· Vatican City ·

WOMEN CHURCH WORLD

Observatory

How to de-masculinize the Church, women's theology, and Von Balthasar

 Come smaschilizzare la Chiesa, la teologia  delle donne e Von Balthasar  DCM-002
03 February 2024

 “One of the great sins we have had is the ‘masculinizing’ of the Church” Francis said on Nov. 30, 2023, at a meeting with the International Theological Commission when he saw that there were very few women theologians. “One, two, three, four women: poor women! They are alone! Ah, excuse me, five”.

Therefore, to “demasculinizising”. But how? “By really listening to women, we men listen to someone who sees reality from a different perspective and so we are led to revise our plans, our priorities. Sometimes we are bewildered. Sometimes what we hear is so new, so different from our way of thinking and seeing, that it seems absurd and we feel intimidated. But this bewilderment is healthy, it makes us grow”, we read in the preface the pontiff wrote to the book “Unmasking the Church? Critical Confrontation on the “Principles” of H.U. Von Balthasar by Lucia Vantini, Luca Castiglioni and Linda Pocher (ed. Paoline). A nimble and valuable volume that collects the interventions of two women and one man, three theologians, whom Francis, just days after speaking about demasculinizising the Church, called to Rome on Dec. 4 before the Council of Cardinals gathered to offer the eminences “a path of reflection on the presence and role of women in the Church”. Vantini, Castiglioni and Pocher are, respectively: philosopher and theologian, president of Coordination of Italian Women Theologians, laywoman, married, three children; presbyter, theologian, parish vicar; and nun, Daughter of Mary Help of Christians, philosopher and theologian, professor of Christology and Mariology.

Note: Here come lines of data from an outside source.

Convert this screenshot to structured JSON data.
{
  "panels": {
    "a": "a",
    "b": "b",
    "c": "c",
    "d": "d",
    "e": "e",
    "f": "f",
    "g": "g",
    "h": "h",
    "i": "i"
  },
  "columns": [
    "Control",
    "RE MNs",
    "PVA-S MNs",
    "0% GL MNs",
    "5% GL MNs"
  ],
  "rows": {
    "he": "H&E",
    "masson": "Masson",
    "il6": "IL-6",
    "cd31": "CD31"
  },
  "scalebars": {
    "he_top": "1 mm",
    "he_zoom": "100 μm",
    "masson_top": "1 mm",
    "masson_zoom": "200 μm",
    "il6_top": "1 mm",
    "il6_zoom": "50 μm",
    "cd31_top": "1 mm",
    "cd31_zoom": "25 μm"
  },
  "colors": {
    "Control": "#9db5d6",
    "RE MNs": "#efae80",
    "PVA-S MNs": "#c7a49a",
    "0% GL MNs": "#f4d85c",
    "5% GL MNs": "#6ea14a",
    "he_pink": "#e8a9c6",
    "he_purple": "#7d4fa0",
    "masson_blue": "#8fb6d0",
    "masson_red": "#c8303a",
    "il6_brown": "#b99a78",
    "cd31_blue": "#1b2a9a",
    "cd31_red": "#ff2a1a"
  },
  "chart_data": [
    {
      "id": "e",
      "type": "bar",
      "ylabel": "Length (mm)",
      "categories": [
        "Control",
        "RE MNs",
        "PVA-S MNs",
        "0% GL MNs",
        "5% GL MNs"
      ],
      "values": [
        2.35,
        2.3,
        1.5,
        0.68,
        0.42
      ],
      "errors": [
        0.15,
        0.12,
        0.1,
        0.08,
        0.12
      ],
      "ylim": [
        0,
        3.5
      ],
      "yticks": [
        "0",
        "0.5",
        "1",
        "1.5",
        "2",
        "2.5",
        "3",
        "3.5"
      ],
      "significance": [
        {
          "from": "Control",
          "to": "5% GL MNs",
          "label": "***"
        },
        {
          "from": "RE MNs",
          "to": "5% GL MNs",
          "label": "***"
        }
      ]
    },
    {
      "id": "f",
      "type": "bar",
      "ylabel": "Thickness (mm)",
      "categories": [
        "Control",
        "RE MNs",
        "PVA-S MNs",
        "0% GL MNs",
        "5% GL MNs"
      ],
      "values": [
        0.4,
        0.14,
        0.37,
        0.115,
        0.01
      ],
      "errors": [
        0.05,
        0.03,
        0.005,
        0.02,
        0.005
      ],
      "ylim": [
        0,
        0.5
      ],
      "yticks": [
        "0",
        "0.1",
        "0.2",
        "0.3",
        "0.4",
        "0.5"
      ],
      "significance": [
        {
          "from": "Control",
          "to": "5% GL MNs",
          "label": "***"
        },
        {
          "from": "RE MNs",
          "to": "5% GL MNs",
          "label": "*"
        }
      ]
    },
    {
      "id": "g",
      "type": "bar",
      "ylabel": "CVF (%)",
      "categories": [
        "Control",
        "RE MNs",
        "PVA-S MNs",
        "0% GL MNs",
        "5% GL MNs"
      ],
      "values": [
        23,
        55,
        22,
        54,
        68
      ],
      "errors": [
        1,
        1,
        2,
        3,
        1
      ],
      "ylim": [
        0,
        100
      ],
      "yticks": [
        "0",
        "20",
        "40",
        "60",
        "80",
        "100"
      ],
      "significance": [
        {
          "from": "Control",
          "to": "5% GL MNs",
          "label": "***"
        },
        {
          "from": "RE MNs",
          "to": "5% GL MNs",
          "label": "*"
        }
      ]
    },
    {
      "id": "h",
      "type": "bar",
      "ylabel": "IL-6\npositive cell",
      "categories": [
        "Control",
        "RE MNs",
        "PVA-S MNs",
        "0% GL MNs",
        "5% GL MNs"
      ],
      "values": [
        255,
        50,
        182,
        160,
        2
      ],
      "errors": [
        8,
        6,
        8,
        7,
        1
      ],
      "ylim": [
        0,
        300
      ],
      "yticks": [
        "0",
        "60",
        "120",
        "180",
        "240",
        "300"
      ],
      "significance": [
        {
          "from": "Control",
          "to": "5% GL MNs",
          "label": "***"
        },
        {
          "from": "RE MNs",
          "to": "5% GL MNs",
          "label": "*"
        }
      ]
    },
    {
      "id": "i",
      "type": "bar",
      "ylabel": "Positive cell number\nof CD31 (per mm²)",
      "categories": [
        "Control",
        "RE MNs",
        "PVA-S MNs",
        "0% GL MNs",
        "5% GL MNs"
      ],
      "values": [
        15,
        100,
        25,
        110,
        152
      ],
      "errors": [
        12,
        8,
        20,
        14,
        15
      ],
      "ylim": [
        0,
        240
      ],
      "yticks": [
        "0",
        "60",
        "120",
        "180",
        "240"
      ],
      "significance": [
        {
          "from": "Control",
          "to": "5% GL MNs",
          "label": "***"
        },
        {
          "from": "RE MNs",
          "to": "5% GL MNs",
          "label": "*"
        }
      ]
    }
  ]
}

The point of departure was the reflection of Hans Urs von Balthasar, one of the greatest theologians of the last century, who thematized the Marian-Petrine principle, a spiritual and and juridical aspect that coexist in the Church, also assumed by the magisterium of the last pontificates.

Lucia Vantini was quick to clarify, “I am convinced-and with me many women and men as well-that this principle does not hold up to the complexity of the present and that it will not be able to ferry the Church into tomorrow, as it compromises a good covenant between us, fatigues the weaving of bonds of justice and risks functioning as a fragile motive to reaffirm the male reservation to ordained ministry or to aggravate the exclusion of women from community decision-making processes”.

Vantini, who is also a member of the women’s philosophical community Diotima, founded on the wager of “being women and thinking philosophically”, spoke of “an imbalance that in this Church cries out with women’s voices” and cited the “crystal cliff: as if men remember women only when there is to repair the world or revive a Church, thinking of them as inspiring muses, levees of a power always exposed to pride, a quota of saving difference in a world of closed identities”.

There is work to be done. And after all ... if the starting point at the Council of Cardinals was Balthasar, “the point of arrival is in the hands of God”, Francis himself points out later in the book.